Despite the government’s lack of pronounced incentives for businesses to set their sights on Africa, Russian businesses generally regard Africa as too risky for investment. He stated that Russia must establish a presence on the continent by exporting its competitive advantages in engineering and technological advancement in order to bridge the gap that is impeding Africa’s industrialization and development.

“Worse, there are too many initiatives by too many quasi-state institutions promoting economic cooperation with Africa, saying the same things in different ways but doing nothing tangible,” he explained during the lengthy pre-departure interview. From July 2015 to August 2022, he represented the Republic of Zimbabwe in the Russian Federation. He previously served as a military adviser in Zimbabwe’s Permanent Mission to the UN and as an international instructor in the Southern African Development Community (SADC).

Many former ambassadors have made several similar criticisms. According to former South African Ambassador Mandisi Mpahlwa, Sub-Saharan Africa has understandably been low on post-Soviet Russia’s priority list, given that Russia is not as reliant on Africa’s natural resources as other major economies. The reason for this was that Soviet-African relations, based on the fight to push back the borders of colonialism, did not always translate into trade, investment, and economic ties that would have continued seamlessly with post-Soviet Russia.

“Russia’s goal of elevating its bilateral relationship with Africa cannot be realized without close collaboration with the private sector. Africa and Russia are politically close but geographically separated, and people-to-people ties remain underdeveloped. This translates into a lack of understanding on both sides of what the other has to offer. In both countries, there may be a fear of the unknown, “Mpahlawa stated in an interview after completing his ambassadorial duties in Russia.

Professor Gerrit Olivier from the Department of Political Science, the University of Pretoria in South Africa, noted that there had been unprecedented frequent official working visits to and from, but with little visible impact. Russian by its global status, ought to be active in Africa as Western Europe, the European Union, the United States and China are, it is all but playing a negligible role, and at present, its diplomacy is dominated by a plethora of agreements signed – many of which the outcomes remain hardly discernible in African countries.

Several agreements signed are impressive, but it remains how these will be implemented in practice.
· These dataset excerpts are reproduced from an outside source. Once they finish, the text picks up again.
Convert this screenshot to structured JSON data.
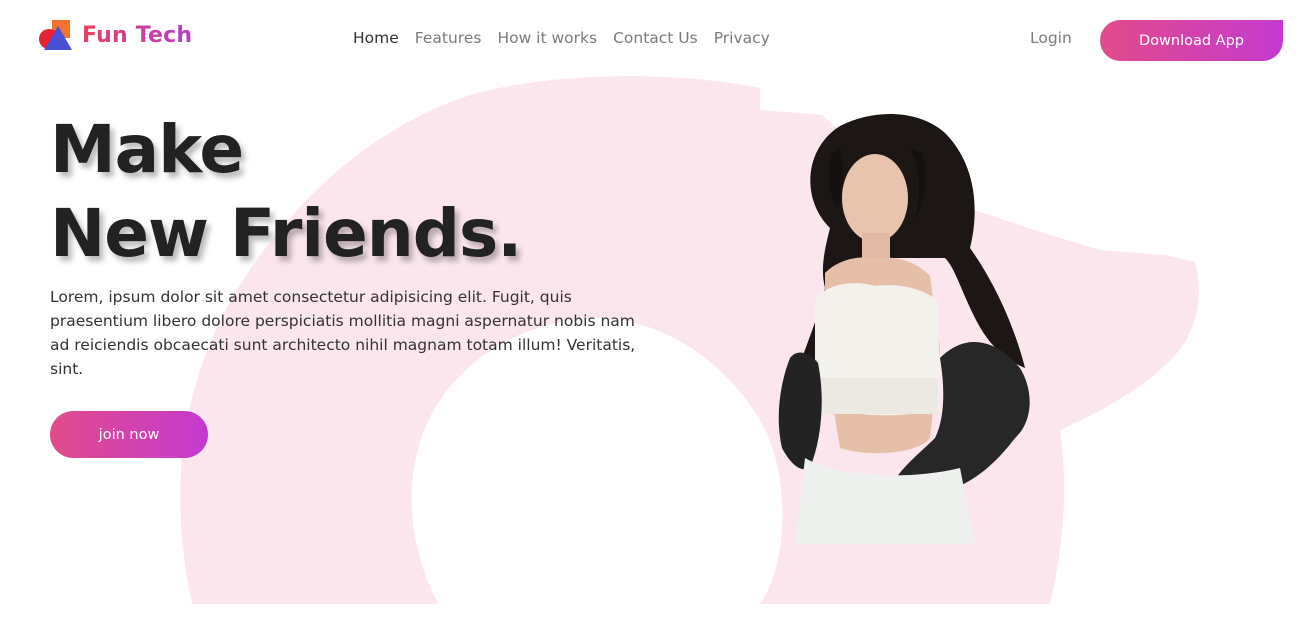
{
  "brand": {
    "name": "Fun Tech"
  },
  "nav": {
    "items": [
      {
        "label": "Home",
        "active": true
      },
      {
        "label": "Features",
        "active": false
      },
      {
        "label": "How it works",
        "active": false
      },
      {
        "label": "Contact Us",
        "active": false
      },
      {
        "label": "Privacy",
        "active": false
      }
    ]
  },
  "header": {
    "login_label": "Login",
    "download_label": "Download App"
  },
  "hero": {
    "title_line1": "Make",
    "title_line2": "New Friends.",
    "description": "Lorem, ipsum dolor sit amet consectetur adipisicing elit. Fugit, quis praesentium libero dolore perspiciatis mollitia magni aspernatur nobis nam ad reiciendis obcaecati sunt architecto nihil magnam totam illum! Veritatis, sint.",
    "cta_label": "join now",
    "image": "woman-portrait-photo"
  },
  "colors": {
    "accent_start": "#e24b8a",
    "accent_end": "#c43ad0",
    "blob": "#fbe6ee",
    "text_dark": "#222222",
    "nav_muted": "#7c7c7c"
  }
}
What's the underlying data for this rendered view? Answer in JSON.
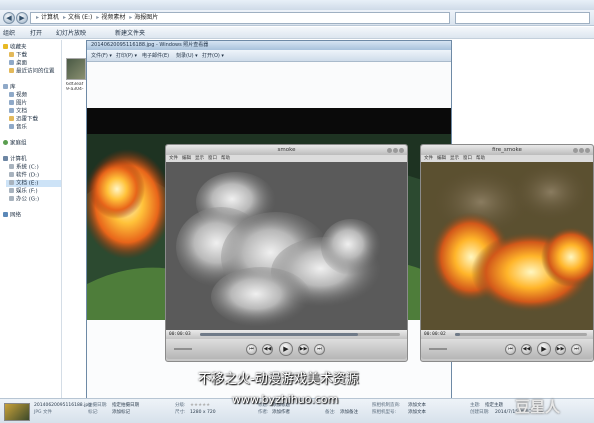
{
  "explorer": {
    "nav_back": "◀",
    "nav_forward": "▶",
    "path": [
      "计算机",
      "文档 (E:)",
      "视频素材",
      "海报图片"
    ],
    "toolbar": [
      "组织",
      "打开",
      "幻灯片放映",
      "新建文件夹"
    ],
    "nav": {
      "favorites": "收藏夹",
      "downloads": "下载",
      "desktop": "桌面",
      "recent": "最近访问的位置",
      "libraries": "库",
      "videos": "视频",
      "pictures": "图片",
      "documents": "文档",
      "thunder": "迅雷下载",
      "music": "音乐",
      "homegroup": "家庭组",
      "computer": "计算机",
      "drive_c": "系统 (C:)",
      "drive_d": "软件 (D:)",
      "drive_e": "文档 (E:)",
      "drive_f": "娱乐 (F:)",
      "drive_g": "办公 (G:)",
      "network": "网络"
    },
    "file_thumb_name": [
      "6df3eaf",
      "9-a304-"
    ]
  },
  "viewer": {
    "title": "20140620095116188.jpg - Windows 照片查看器",
    "menu": [
      "文件(F) ▾",
      "打印(P) ▾",
      "电子邮件(E)",
      "刻录(U) ▾",
      "打开(O) ▾"
    ]
  },
  "smoke_player": {
    "title": "smoke",
    "menu": [
      "文件",
      "编辑",
      "显示",
      "窗口",
      "帮助"
    ],
    "timecode": "00:00:03",
    "progress_fraction": 0.79
  },
  "fire_player": {
    "title": "fire_smoke",
    "menu": [
      "文件",
      "编辑",
      "显示",
      "窗口",
      "帮助"
    ],
    "timecode": "00:00:02",
    "progress_fraction": 0.04
  },
  "details": {
    "filename": "20140620095116188.jpg",
    "filetype": "JPG 文件",
    "date_taken_label": "拍摄日期:",
    "date_taken_value": "指定拍摄日期",
    "tags_label": "标记:",
    "tags_value": "添加标记",
    "rating_label": "分级:",
    "size_label": "尺寸:",
    "size_value": "1280 x 720",
    "title_label": "标题:",
    "title_value": "添加标题",
    "authors_label": "作者:",
    "authors_value": "添加作者",
    "comments_label": "备注:",
    "comments_value": "添加备注",
    "camera_maker_label": "照相机制造商:",
    "camera_maker_value": "添加文本",
    "camera_model_label": "照相机型号:",
    "camera_model_value": "添加文本",
    "subject_label": "主题:",
    "subject_value": "指定主题",
    "created_label": "创建日期:",
    "created_value": "2014/7/15 星期二 下午"
  },
  "watermarks": {
    "subtitle": "不移之火-动漫游戏美术资源",
    "url": "www.byzhihuo.com",
    "brand": "豆星人"
  },
  "colors": {
    "explorer_bg": "#ffffff",
    "chrome": "#d9e3ee",
    "qt_chrome": "#c8c8c8",
    "smoke_bg": "#5e5e5e",
    "fire_bg": "#6a5a30"
  }
}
That, however, obstacles to the broadening of Russian-Africa relations should be addressed. Be that as it may, the Kremlin has revived its interest in the African continent, and it will be realistic to expect that the spade work it is putting in now will at some stage show more tangible results, he said with optimism.
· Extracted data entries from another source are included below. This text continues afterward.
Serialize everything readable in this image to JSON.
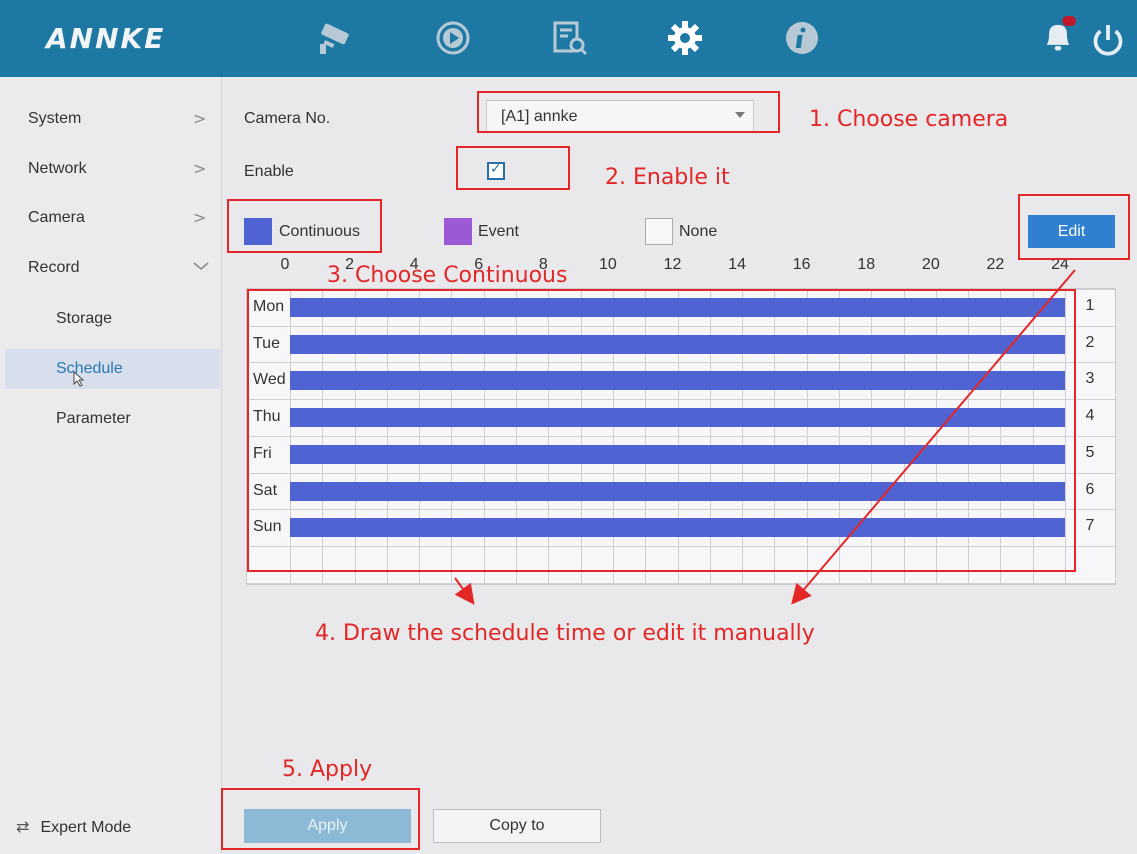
{
  "header": {
    "logo": "ANNKE",
    "nav": [
      {
        "icon": "camera-icon"
      },
      {
        "icon": "playback-icon"
      },
      {
        "icon": "search-file-icon"
      },
      {
        "icon": "gear-icon"
      },
      {
        "icon": "info-icon"
      }
    ],
    "right_icons": [
      "bell-icon",
      "power-icon"
    ]
  },
  "sidebar": {
    "items": [
      {
        "label": "System",
        "icon": "chevron-right-icon"
      },
      {
        "label": "Network",
        "icon": "chevron-right-icon"
      },
      {
        "label": "Camera",
        "icon": "chevron-right-icon"
      },
      {
        "label": "Record",
        "icon": "chevron-down-icon"
      }
    ],
    "subitems": [
      {
        "label": "Storage"
      },
      {
        "label": "Schedule",
        "active": true
      },
      {
        "label": "Parameter"
      }
    ],
    "expert_mode": "Expert Mode"
  },
  "form": {
    "camera_label": "Camera No.",
    "camera_value": "[A1] annke",
    "enable_label": "Enable",
    "enable_checked": true
  },
  "legend": [
    {
      "label": "Continuous",
      "color": "#4f63d2"
    },
    {
      "label": "Event",
      "color": "#9b59d6"
    },
    {
      "label": "None",
      "color": "#f7f7f9"
    }
  ],
  "edit_button": "Edit",
  "schedule": {
    "hour_ticks": [
      "0",
      "2",
      "4",
      "6",
      "8",
      "10",
      "12",
      "14",
      "16",
      "18",
      "20",
      "22",
      "24"
    ],
    "days": [
      "Mon",
      "Tue",
      "Wed",
      "Thu",
      "Fri",
      "Sat",
      "Sun"
    ],
    "row_numbers": [
      "1",
      "2",
      "3",
      "4",
      "5",
      "6",
      "7"
    ],
    "mode": "Continuous",
    "ranges": [
      {
        "day": "Mon",
        "start": 0,
        "end": 24
      },
      {
        "day": "Tue",
        "start": 0,
        "end": 24
      },
      {
        "day": "Wed",
        "start": 0,
        "end": 24
      },
      {
        "day": "Thu",
        "start": 0,
        "end": 24
      },
      {
        "day": "Fri",
        "start": 0,
        "end": 24
      },
      {
        "day": "Sat",
        "start": 0,
        "end": 24
      },
      {
        "day": "Sun",
        "start": 0,
        "end": 24
      }
    ]
  },
  "buttons": {
    "apply": "Apply",
    "copy_to": "Copy to"
  },
  "annotations": {
    "step1": "1. Choose camera",
    "step2": "2. Enable it",
    "step3": "3. Choose Continuous",
    "step4": "4. Draw the schedule time or edit it manually",
    "step5": "5. Apply",
    "color": "#e32626"
  }
}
“Russian influence in Africa, despite efforts towards resuscitation, remains marginal. While prioritizing Africa, Russia has to do more with a result-oriented investment like other players in the continent. The official working visits are mainly moves and symbolic, and have little long-term concrete results,” Professor Olivier, who served as South African Ambassador to the Russian Federation from 1991 to 1996, wrote in an email comment from Pretoria, South Africa.

Russia’s African policy is riddled with flaws. According to reports, more than 90 agreements were signed at the conclusion of the first Russia-Africa summit. Thousands of bilateral agreements are still in the works, and century-old promises and pledges to support sustainable development with African countries are authoritatively renewed. Russia is flashing its geopolitical headlights in all directions on Africa, like a polar deer waking up from its deep slumber.
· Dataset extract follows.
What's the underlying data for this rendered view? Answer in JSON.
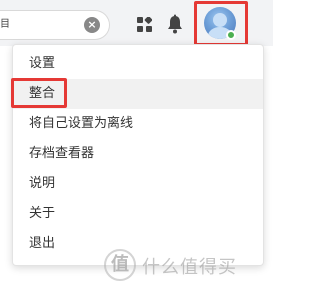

According to Russia’s Ministry of Foreign Affairs website, several top-level bilateral meetings, memorandums of understanding, and bilateral agreements have occurred in recent years. In November 2021, a policy document titled the ‘Situation Analytical Report’ presented at the TASS News Agency’s headquarters was harshly critical of Russia’s current African policy.

That policy document was prepared by 25 Russian experts headed by Professor Sergey Karaganov, Honorary Chairman of the Council on Defense and Foreign Policy. While the number of high-level meetings has increased, the proportion of substantive issues and concrete outcomes on the agenda has remained small. It explicitly highlights the inconsistency of approaches in dealing with many critical development issues in Africa. Russia, on the other hand, lacks public outreach policies for Africa. Aside from the lack of a public strategy for the continent, there is a lack of coordination among the various state and non-state institutions that work with Africa.

Associate Professor Ksenia Tabarintseva-Romanova of Ural Federal University’s Department of International Relations recognizes significant existing challenges and possibly difficult conditions in Africa-Russia economic cooperation. The establishment of an African Continental Free Trade Area (AfCFTA) is the most important modern tool for the economic development of Africa. This is unique in terms of exploring and becoming acquainted with the opportunities for business collaboration it provides.

She maintains, however, that successful implementation necessitates a sufficiently high level of economic development in the participating countries, logistical accessibility, and developed industry with the potential to introduce new technologies. This means that in order for the African Continental Free Trade Area to be effective, it must enlist the provision of long-term investment flows from outside. These funds should be used to build industrial plants and transportation corridors.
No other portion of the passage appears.